Fonio cooked together with sautéed onions and kale. King Trumpet mushrooms deglazed with Spiritless Bourbon and Miso. This dish is bursting with umami and nutrients. Yolele has been kind enough to send their amazing products! Try getting Yolele Fonio! at your nearest health food store!Thank you for reading this post, don't forget to subscribe!
What is Fonio
Fonio is a gluten free ancient African grain that is good for you, the planet and others. It has the same texture as Cous cous only healthier. Very easy to cook too, it has been said that it doesn’t embarrass the cook, if too dry just add a couple table spoons of water, and if too soggy, just let the liquid cook off. Also a good source of complex carbohydrates that are slowly digested so your energy levels are sustained all through out the day. Fonio is a good source of fiber, iron, B-vitamins, zinc, and magnesium as well as antioxidant flavonoids. And fonio is particularly high in two amino acids— methionine and cysteine— which promote hair, skin, and nail growth, and are deficient in all other grains.
What is in this recipe
We have these hearty pieces of king trumpet mushrooms. This type of mushrooms are best for pulled pork recipes. They shred really good. In this recipe we slice them thinly. In a hot cast iron pan with no oil we give it a good sear with no oil just yet. We do this to achieve that nuttiness. We make a glaze of miso and Spiritless non alcoholic bourbon and vinegar. Feel free to create your own glaze keeping the balance of sour, salty and sweet. You would be surprised at the mixtures you can make.
Fonio, Kale and onions will be the best of this dish. This meal is nutrient dense using both Kale and Fonio.
- Onions – Everything starts with sautéing your aromatics.
- Kale – Rich in vitamins and minerals
- Fonio – Our featured grain! We are using Yolele Jolof Tomato & Bell pepper
- King Trumpet Mushrooms – We are mad about mushrooms! These king trumpets are meaty and hearty in texture and they turn nutty and smokey when seared and seasoned.
- Miso – We are using vegan miso to season our glaze that will flavor our mushrooms even more.
- Bourbon – Spiritless has been kind enough to send some and we will be using the oak notes of this alcohol free bourbon in our dish
- Feel free to use different types of mushrooms to go along with your Fonio.
- Eggplants are also good for miso glazing.
- You can deglaze with vinegar, stock or wine. Feel free to use what ever you have on hand.
- Saute Onions first, then add your kale after onions become translucent. Feel free to lightly season as go. When Kale starts to become soft add Yolele Fonio together with 1 1/3 cup of water. Cover and let cook for 5 minutes. Fluff and feel free to ad vegan butter or olive oil.
- Make Miso Bourbon glaze by mixing them together, adjusting taste, maybe adding maple for a little bit of sweetness and vinegar for acidity. Just find balance using yr intuition.
- Sear sliced mushrooms with no oil for a couple of minutes. When it starts to brown add a little olive oil, stir constantly then pour in your deglaze mixture.
- Lay mushrooms on top of fluffed Fonio.
Bourbon King Trumpets & Fonio
- 1 Onion
- 16 oz Fonio Yolele Fonio
- 1 Cup Kale
- 16 oz King trumpet
- 3 tbsp Miso
- 1/4 Cup Bourbon
- 1 tbsp Maple Syrup
- 1 tbsp Vinegar as needed
- We begin by sweating some onions up until it’s fragrant and translucent.
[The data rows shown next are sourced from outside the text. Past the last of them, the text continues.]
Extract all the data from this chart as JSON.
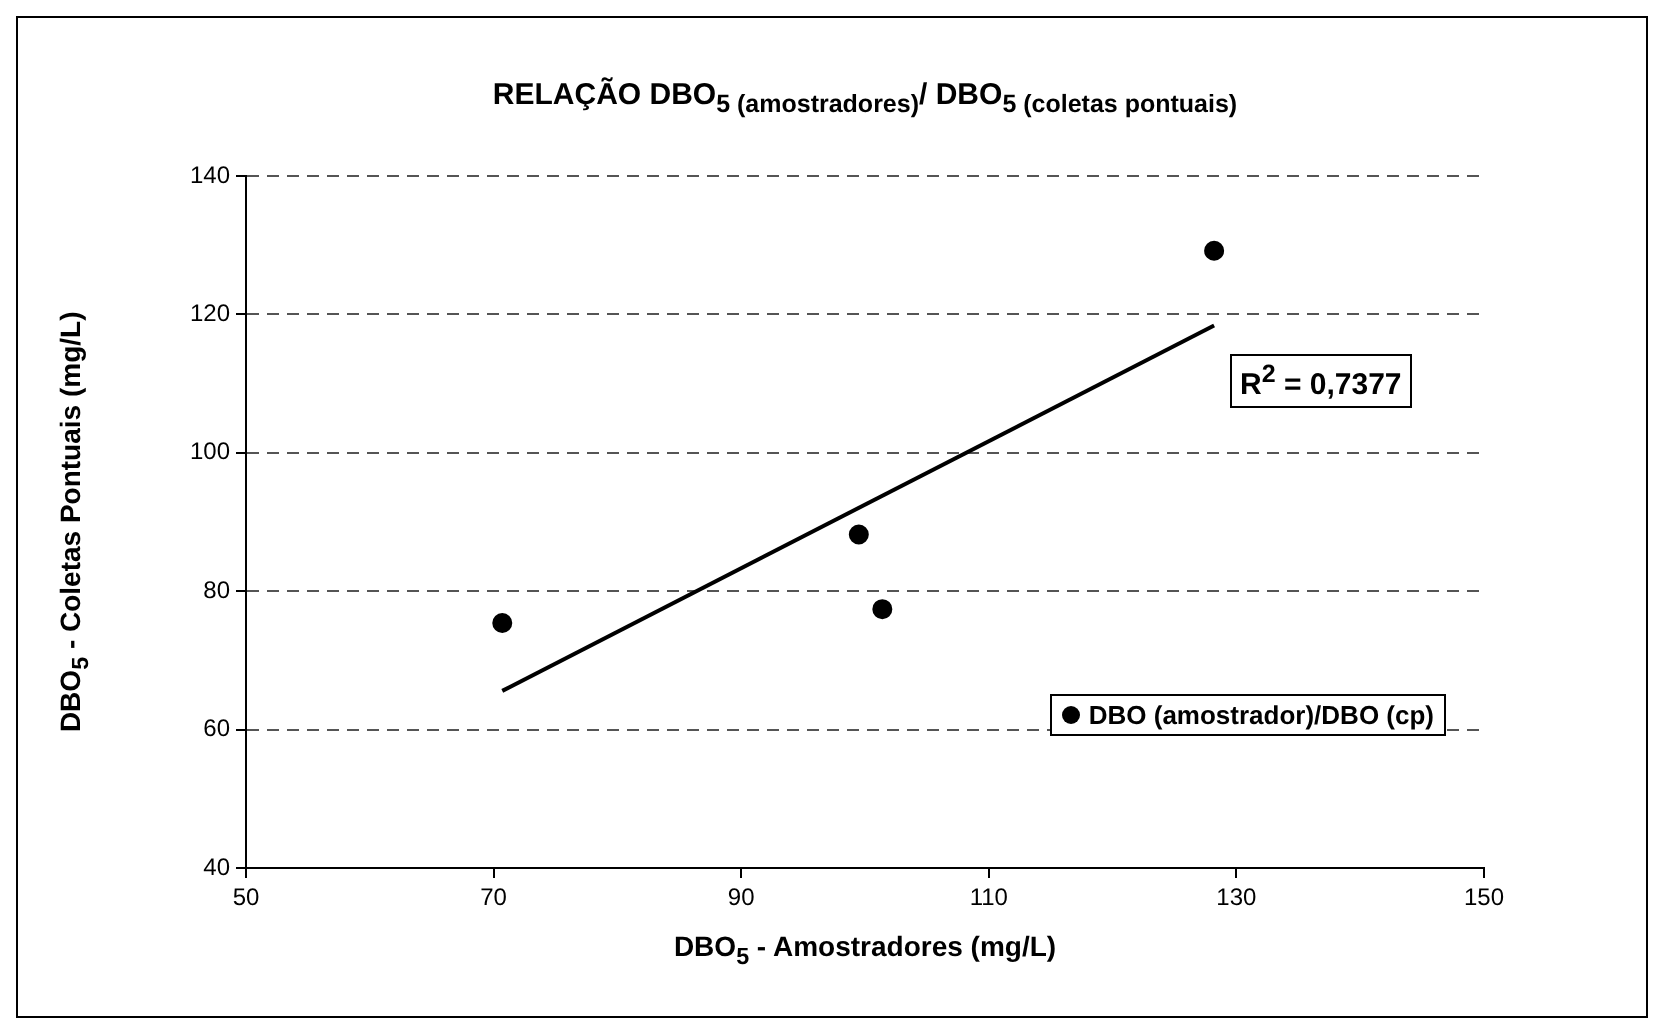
{
  "chart_data": {
    "type": "scatter",
    "title": "RELAÇÃO DBO$_{5 (amostradores)}$/ DBO$_{5 (coletas pontuais)}$",
    "xlabel": "DBO$_{5}$ - Amostradores (mg/L)",
    "ylabel": "DBO$_{5}$ - Coletas Pontuais (mg/L)",
    "annotations": [
      "R$^{2}$ = 0,7377"
    ],
    "x": [
      70.7,
      99.5,
      101.4,
      128.2
    ],
    "series": [
      {
        "name": "DBO (amostrador)/DBO (cp)",
        "color": "#000000",
        "values": [
          75.4,
          88.2,
          77.4,
          129.2
        ],
        "marker": "circle"
      },
      {
        "type": "line",
        "color": "#000000",
        "x": [
          70.7,
          128.2
        ],
        "values": [
          65.6,
          118.4
        ],
        "marker": "none",
        "line_style": "solid"
      }
    ],
    "xlim": [
      50,
      150
    ],
    "xticks": [
      50,
      70,
      90,
      110,
      130,
      150
    ],
    "ylim": [
      40,
      140
    ],
    "yticks": [
      40,
      60,
      80,
      100,
      120,
      140
    ],
    "grid": "y",
    "legend": "bottom right"
  }
}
Add the kale. Continue to stir and cook up until vegetable is fully cooked.
- Add Fonio. When kale is a bit soft add 10oz of Fonio and 1 1/3 cup of water or veg stock. Let boil and turn off heat with lid on.
- In a hot cast iron pan, throw in your sliced Trumpet mushrooms. Brown em up a bit before adding the miso bourbon glaze.
- Assemble and Present. lay bourbon glazed mushrooms on bed of Fonio. Add some Fonio chips for extra crunch. I added some Yolele Fonio Chips as garnish.